The Consequences of Sequestration
February 21, 2013 Leave a comment
With Congress once again unable to reach any type of deal, it appears as though the US was able to vault the fiscal cliff only to fall right back into the pit of sequestration. This threat of the budget sequester—in other words, automatic, across-the-board cuts in funding—is soon to become a painful reality that would significantly hamper US economic growth.
The cuts were born of the epic 2011 fight over the debt ceiling. The idea was to create a “trigger” so onerous and indiscriminate that both parties would have an incentive to devise a smarter way to reduce deficits. Instead, the bipartisan committee was unable to reach an agreement and now Congress is faced with the undesirable but increasingly likely prospect of sequestration. This would mean $109 billion in automatic spending cuts, with defense spending being cut by 13 percent. The sequester would also lead to a short term contraction in GDP, since government spending is a component of GDP calculation. This contraction in growth would be compounded by Federal Reserve policy. For example, IMF research suggests that under current conditions, with slack in the economy and the central bank’s policy rate close to zero, the multiplier on government spending may be higher than normal. Moreover, the substantial cuts in spending would force the federal government to decrease pay and lay off government employees, an event that is highly adverse to both US economy and morale.

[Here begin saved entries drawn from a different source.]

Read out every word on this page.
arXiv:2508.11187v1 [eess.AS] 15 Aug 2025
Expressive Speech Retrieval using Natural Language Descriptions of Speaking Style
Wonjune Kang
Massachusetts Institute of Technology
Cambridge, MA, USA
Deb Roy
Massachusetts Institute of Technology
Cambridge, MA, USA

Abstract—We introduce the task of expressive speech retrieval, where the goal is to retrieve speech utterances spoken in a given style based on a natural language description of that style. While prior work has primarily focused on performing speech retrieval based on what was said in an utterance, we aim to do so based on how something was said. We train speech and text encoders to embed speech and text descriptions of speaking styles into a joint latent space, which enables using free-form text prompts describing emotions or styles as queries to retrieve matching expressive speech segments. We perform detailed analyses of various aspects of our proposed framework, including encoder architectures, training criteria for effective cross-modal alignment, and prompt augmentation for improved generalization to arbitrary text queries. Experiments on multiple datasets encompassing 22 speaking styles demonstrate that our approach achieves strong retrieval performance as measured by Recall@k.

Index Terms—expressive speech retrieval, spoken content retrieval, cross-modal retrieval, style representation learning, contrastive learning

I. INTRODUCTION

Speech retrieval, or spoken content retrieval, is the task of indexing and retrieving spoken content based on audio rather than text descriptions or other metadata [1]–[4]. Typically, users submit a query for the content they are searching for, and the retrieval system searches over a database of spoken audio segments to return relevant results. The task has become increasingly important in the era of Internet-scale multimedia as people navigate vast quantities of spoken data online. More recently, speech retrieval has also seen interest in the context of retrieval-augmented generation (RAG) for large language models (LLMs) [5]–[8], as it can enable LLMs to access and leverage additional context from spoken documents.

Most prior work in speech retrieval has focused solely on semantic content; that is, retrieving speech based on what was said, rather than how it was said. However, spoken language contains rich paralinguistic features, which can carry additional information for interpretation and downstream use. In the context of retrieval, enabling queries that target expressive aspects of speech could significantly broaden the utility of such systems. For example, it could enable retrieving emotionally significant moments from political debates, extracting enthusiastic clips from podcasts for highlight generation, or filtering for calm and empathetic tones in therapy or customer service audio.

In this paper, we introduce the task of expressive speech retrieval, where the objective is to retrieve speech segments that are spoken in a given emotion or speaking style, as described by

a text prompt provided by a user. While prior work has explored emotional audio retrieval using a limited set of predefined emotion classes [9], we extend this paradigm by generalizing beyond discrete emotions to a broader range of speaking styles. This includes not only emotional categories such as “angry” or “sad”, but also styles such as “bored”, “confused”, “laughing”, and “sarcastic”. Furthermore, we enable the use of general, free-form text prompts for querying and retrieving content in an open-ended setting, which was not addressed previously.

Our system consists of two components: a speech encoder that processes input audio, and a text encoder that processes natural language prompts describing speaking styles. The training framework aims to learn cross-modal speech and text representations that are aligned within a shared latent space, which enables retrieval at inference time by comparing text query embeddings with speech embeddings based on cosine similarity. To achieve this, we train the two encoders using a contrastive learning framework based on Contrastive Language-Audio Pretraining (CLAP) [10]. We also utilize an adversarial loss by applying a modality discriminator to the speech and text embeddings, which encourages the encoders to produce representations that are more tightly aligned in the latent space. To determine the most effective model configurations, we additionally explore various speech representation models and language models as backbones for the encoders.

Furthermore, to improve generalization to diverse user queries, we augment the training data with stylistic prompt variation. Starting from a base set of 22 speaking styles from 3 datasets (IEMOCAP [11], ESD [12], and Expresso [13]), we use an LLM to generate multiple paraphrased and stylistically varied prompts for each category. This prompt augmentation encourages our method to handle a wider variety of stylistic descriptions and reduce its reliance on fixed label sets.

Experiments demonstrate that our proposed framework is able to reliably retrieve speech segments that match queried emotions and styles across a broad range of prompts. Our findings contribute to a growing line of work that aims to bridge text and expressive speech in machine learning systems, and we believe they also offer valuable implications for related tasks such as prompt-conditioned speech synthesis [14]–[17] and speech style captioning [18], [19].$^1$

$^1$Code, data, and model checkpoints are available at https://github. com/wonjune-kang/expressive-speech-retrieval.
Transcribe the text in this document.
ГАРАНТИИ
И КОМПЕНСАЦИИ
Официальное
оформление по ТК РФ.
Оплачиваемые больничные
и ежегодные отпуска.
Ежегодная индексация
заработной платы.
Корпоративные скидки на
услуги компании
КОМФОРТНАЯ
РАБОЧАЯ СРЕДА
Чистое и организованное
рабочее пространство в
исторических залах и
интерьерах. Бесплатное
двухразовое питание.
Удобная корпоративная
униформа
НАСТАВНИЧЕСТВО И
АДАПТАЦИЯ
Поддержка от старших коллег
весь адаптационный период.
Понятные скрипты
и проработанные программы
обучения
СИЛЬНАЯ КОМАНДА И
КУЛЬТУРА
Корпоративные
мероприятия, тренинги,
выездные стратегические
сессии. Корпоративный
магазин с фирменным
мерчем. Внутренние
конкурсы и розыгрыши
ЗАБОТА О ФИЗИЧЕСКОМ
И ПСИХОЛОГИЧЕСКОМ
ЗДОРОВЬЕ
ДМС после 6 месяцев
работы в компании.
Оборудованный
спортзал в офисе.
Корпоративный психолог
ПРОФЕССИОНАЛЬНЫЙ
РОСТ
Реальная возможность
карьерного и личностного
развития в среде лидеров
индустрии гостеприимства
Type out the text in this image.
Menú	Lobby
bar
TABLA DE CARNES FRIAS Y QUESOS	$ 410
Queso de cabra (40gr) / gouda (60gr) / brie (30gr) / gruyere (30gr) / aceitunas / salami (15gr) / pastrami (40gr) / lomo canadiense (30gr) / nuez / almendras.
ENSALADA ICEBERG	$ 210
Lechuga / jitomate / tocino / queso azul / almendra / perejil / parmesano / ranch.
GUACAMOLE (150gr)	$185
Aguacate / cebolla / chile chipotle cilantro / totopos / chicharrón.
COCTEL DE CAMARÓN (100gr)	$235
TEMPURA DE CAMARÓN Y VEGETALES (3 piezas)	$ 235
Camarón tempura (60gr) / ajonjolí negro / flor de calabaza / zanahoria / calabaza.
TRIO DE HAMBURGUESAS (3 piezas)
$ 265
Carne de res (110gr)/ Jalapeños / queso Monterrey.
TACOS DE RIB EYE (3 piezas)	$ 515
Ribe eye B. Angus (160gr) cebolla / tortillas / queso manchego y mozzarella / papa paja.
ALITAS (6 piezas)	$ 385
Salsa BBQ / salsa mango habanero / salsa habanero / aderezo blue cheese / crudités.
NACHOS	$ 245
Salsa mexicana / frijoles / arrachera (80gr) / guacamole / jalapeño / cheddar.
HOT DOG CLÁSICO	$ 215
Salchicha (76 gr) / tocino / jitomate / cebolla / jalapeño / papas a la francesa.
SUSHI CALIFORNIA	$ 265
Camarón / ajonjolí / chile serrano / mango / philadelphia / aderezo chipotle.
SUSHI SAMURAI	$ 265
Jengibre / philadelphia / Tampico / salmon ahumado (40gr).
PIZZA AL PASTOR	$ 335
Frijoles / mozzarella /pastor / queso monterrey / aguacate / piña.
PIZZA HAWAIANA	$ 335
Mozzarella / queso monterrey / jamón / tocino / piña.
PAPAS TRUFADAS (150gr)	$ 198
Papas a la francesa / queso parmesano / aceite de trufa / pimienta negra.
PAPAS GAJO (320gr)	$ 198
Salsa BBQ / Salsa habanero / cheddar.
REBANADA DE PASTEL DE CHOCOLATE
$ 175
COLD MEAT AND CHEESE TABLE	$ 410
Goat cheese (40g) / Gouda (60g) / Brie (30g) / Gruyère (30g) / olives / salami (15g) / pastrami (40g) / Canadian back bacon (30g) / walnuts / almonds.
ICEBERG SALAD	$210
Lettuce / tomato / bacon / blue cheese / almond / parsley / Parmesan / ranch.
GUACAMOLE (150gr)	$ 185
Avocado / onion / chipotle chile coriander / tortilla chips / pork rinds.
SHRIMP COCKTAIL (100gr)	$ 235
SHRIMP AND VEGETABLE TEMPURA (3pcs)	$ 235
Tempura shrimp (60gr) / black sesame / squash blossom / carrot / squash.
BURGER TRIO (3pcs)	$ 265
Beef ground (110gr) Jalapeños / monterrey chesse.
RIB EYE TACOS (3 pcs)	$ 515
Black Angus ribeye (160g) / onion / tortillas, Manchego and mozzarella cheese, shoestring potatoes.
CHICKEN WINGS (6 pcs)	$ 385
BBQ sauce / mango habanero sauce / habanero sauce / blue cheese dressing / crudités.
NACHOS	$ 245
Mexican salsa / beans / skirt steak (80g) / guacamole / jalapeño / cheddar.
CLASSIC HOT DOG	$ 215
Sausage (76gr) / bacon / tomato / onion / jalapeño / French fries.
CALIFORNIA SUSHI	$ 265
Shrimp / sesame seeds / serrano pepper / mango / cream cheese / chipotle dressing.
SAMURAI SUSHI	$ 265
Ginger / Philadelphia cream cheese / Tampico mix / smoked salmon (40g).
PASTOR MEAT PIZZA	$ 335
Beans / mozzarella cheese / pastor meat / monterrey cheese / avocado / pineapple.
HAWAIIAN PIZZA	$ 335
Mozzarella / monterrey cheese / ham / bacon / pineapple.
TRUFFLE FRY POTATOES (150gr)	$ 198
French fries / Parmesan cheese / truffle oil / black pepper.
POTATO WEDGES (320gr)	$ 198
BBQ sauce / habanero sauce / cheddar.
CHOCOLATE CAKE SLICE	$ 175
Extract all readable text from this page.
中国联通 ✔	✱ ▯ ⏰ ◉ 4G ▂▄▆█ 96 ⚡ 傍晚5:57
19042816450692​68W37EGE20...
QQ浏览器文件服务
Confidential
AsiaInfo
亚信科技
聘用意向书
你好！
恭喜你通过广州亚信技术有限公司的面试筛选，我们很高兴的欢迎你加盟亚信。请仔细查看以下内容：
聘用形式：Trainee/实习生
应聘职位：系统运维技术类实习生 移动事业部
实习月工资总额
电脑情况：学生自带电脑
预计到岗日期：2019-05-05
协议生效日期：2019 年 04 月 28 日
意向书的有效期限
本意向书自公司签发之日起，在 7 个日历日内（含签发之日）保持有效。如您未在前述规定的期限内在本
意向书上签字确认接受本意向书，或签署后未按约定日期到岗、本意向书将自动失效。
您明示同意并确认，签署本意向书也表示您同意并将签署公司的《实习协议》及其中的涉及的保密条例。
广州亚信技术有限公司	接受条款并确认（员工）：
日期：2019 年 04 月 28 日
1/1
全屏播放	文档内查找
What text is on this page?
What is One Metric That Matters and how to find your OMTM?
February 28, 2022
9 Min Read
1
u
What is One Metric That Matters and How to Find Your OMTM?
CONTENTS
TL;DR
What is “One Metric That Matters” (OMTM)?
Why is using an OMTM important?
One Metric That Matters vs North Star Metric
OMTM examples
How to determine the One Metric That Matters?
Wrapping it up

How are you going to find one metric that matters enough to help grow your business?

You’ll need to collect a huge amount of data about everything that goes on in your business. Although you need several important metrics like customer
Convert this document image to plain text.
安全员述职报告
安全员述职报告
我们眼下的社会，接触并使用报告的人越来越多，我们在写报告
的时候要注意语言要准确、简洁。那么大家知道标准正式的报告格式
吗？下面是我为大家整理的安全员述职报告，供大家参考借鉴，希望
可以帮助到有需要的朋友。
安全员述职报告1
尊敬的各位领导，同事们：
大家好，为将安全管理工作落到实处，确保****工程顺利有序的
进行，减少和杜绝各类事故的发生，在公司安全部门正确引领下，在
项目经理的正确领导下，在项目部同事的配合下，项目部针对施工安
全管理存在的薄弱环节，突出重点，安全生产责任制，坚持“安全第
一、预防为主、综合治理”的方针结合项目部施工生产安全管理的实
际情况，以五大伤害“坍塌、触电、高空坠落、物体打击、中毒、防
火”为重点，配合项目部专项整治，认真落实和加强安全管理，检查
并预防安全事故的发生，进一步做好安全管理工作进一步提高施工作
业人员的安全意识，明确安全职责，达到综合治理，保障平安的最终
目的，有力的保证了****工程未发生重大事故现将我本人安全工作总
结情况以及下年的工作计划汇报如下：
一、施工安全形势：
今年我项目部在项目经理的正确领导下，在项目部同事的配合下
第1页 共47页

All this could be avoided if Republicans and Democrats can concede on issues closest to them. For Republicans, that would be tax increases, whereas for Democrats, that would be entitlement spending. Despite both sides wanting to avoid the sequester, it seems that Republicans and Democrats are unwavering in their stubbornness and it is becoming less and less likely that a deal will be struck before the March 1st deadline. It is a testament to the ineptitude of the Congress if they allow the sequester to inflict economic harm that could have been circumvented through logic and compromise. Instead, it remains to be seen whether the sequester will take effect or if another down to the wire political spectacle awaits.